I agree that handling split and dividend adjustments is not straightforward. There are multiple ways to adjust prices with different jobs in mind: total return stream assuming reinvestment of dividends, total return assuming no reinvestment of dividends, etc.

I understand that a decision that made sense at some point doesn't necessarily so later. But adding an unadjusted close column doesn't seem too hard and make things easier than using fundamental data. If someone is crazy enough to build a predictive factor out of the adjusted/unadjusted prices, please raise your hand!

As a side note - fundamental data is available for all companies, just not available for ETFs.

That's cool. I thought I've read somewhere that they were available for 5,000 companies only. I'll try Simon's suggestion. Thanks.

I had my first realization of the impact of split adjusted prices when I was backtesting a VXX strategy. I was using a small portfolio of $10,000 and quickly discovered that I could only buy 1 share of VXX in 2009 for ~$7,000 (current price is ~$20).

I agree that there is a statistical look-ahead bias for split adjusted prices. For instance, any strategy that filters out high prices will remove all "lemon" stocks (like VXX) that are going to drop severely and reverse split over the next years. Additionally, "superstar" stocks that are going to zoom ahead with large splits in the future will ALWAYS have a low price (Apple has a split-adjusted price of $0.91 in 2003)

At the same time, I can see how this is a complex subject. How will our algo logic handle price changes during splits? How about quantities of shares changing outside of our orders? How are indicators going to work with the drastically changing non-split adjusted prices?

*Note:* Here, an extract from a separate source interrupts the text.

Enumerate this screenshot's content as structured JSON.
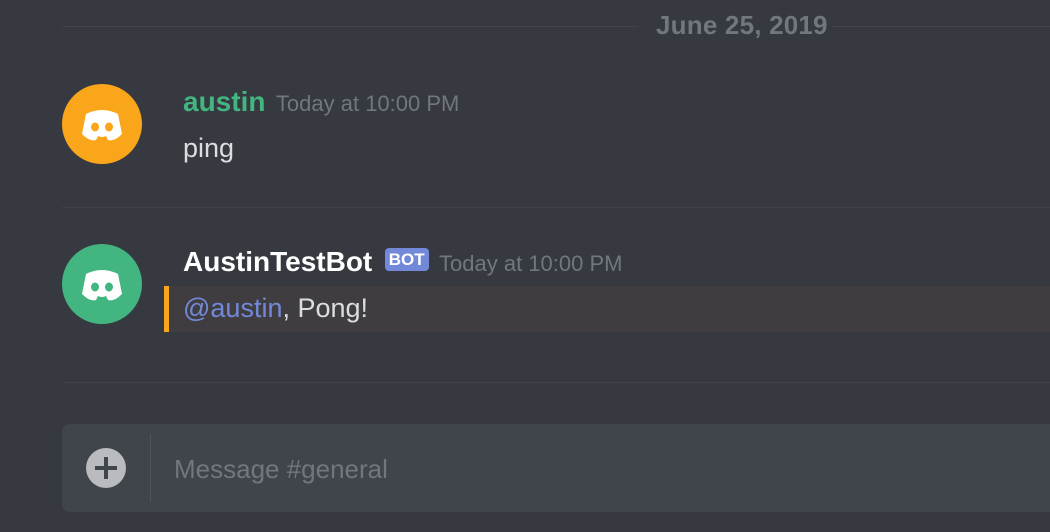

So what can we do about this? At this point in time, all we can do is be aware of this bias and try to not make any decisions based on price. Commissions will be wrong as well ("lemons" will underpay commissions, and "superstars" will pay too much). We can choose to remove commission costs, but that also gives us imperfect results.

Any other ideas?

One option is to model trading as it happens in real life (ie, events stream). Splits are events. When they occur, the backtester needs to adjust open positions accordingly. If the history function is to return split-adjusted prices, then adjustments need to be made on the fly using only information available at the time (ie, no future splits). It would also make sense to adjust for dividends in the history function so that it returns a total return stream and eliminates the current bias which favors stocks that pay no dividend.

From Dan's response above, it sounds like more information will be available once the "trading universe selection framework" API is released. It remains to be seen, but maybe the database (which I think is what it'll amount to) will contain the split info. as events so that one could "unadjust" the historical prices. Similarly, there would be data for dividends, I'm figuring.

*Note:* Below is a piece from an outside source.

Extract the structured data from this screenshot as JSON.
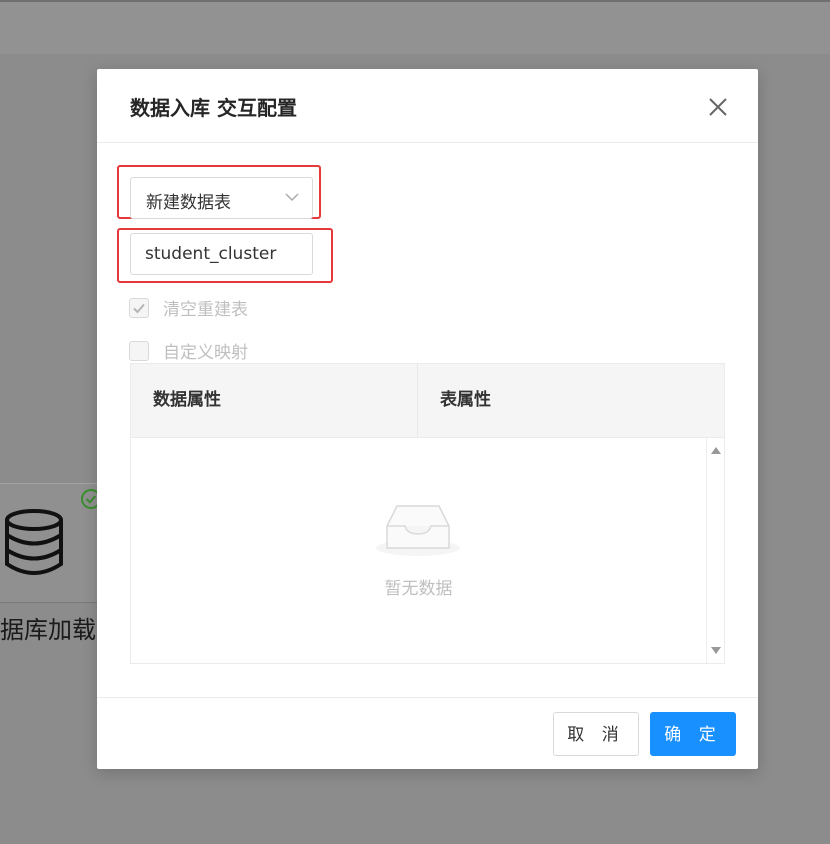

Would it help if the backtester allowed fractional shares to be transacted, as an option? This would seem to be another unrealistic element to the simulation, since if I'm thinking about it correctly, there is an artificial "digitization" of transactions, if prices have been adjusted. I think that if the simulator uses adjusted prices, then you lose fidelity if only integer shares can be transacted (and for small amounts of capital, can end up with unrealistic "corner cases").

I stumbled across this problem inadvertently while working on a trading strategy that seemed to be producing very good results in backtests with starting dates from circa 2002 through 2006. After a while I began to suspect that my returns were not the result of any brilliance in my strategy, but were, rather, due to some type of look-ahead bias I couldn't quite understand. Eventually I narrowed it down to the problem described here. (in fact, searching to see if anyone else had come across it is how I found this article.)

I have a relatively short algorithm that demonstrates the potentially huge effect this problem has on the outcomes of various backtests. Being new to Quantopian, I do not know if it appropriate to post source code in this forum. If anyone can advise me as to the "how" and "where" of posting it, I would be glad to do so.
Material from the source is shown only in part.